Those who are writing off e-mail as a dying marketing channel, take heed: Open rates for the first quarter of 2010 were up 1.1% from the previous first quarter, according to a study by Epsilon and the Email Experience Council.
The more than 6 billion e-mails Epsilon sent from roughly 160 client companies during the first quarter of the year had an average open rate of 22.4%. That’s an increase from 22.1% for the first quarter of 2009 and from 22.0% for the fourth quarter of 2009. The click rate for the first quarter of 2010 was 6.0%, down slightly from 6.1% a year prior, but up slightly from 5.9% for the fourth quarter of 2009. (All statistics and the chart below are from the Q1 2010 Email Trends and Benchmarks study.)
The majority of the e-mails tracked, 60.9%, were marketing messages. These had an open rate of 17.86% and a click rate of 3.7%. In contrast, service messages, which accounted for 7.7% of total first-quarter volume, had an open rate of 41.13% and a click rate of 6.8%—an additional argument, in case you needed it, for adding marketing messages to your service e-mails (see “Make the Most of Your Transactional E-mails”).

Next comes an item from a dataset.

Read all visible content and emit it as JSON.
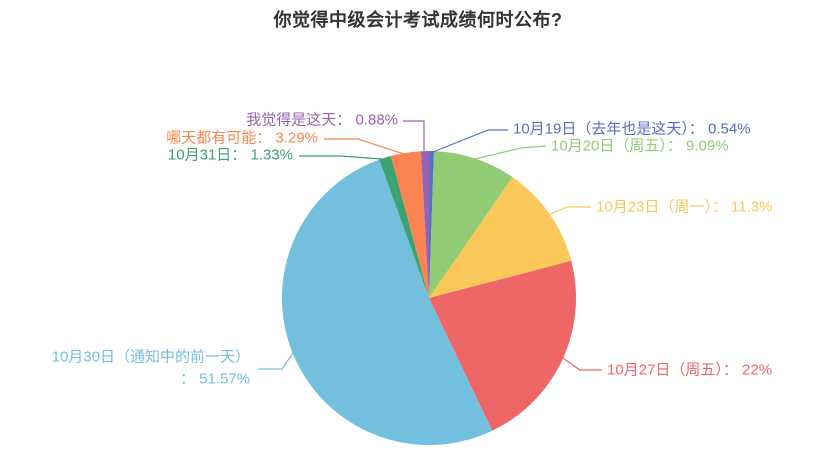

Broken out by industry sector, e-mails from credit-card providers and banks had the highest open rate, at 34.9%, followed by general financial services e-mails (31.9%), e-mails from telecoms (26.4%), messages from pharmaceutical companies (24.2%), and travel-related messages (23.4%). E-mails from consumer publishing/media providers had the lowest open rate, at 16.6%, followed by general consumer services (17.0%), apparel retailers (17.2%), business publishing/media providers (18.7%), and specialty retailers (19.4%).
In terms of click rates, consumer packaged goods companies enjoyed the highest rate, at 14.0%, on a 21.9% open rate. General financial services providers were a distant second, with a 7.0% click rate, followed by consumer publisher/media providers (6.9%), pharmaceutical companies (6.4%), and general retailers (5.9%).
The high click rate of the consumer publishing companies helped them overcome their relatively low open rate, so that the sector ended up with the second highest click-to-open rate (CTOR), at 41.9%. The ratio of unique clicks as a percentage of unique opens rather than as a percentage of delivered e-mails, CTOR is considered by many marketers a key measure of how compelling an e-mail message is and how engaged recipients were with it. Only consumer packaged goods providers had a higher CTOR rate, at 63.7%. Messages from credit-card providers and banks, which had the highest open rate, had the lowest CTOR, at 10.3%.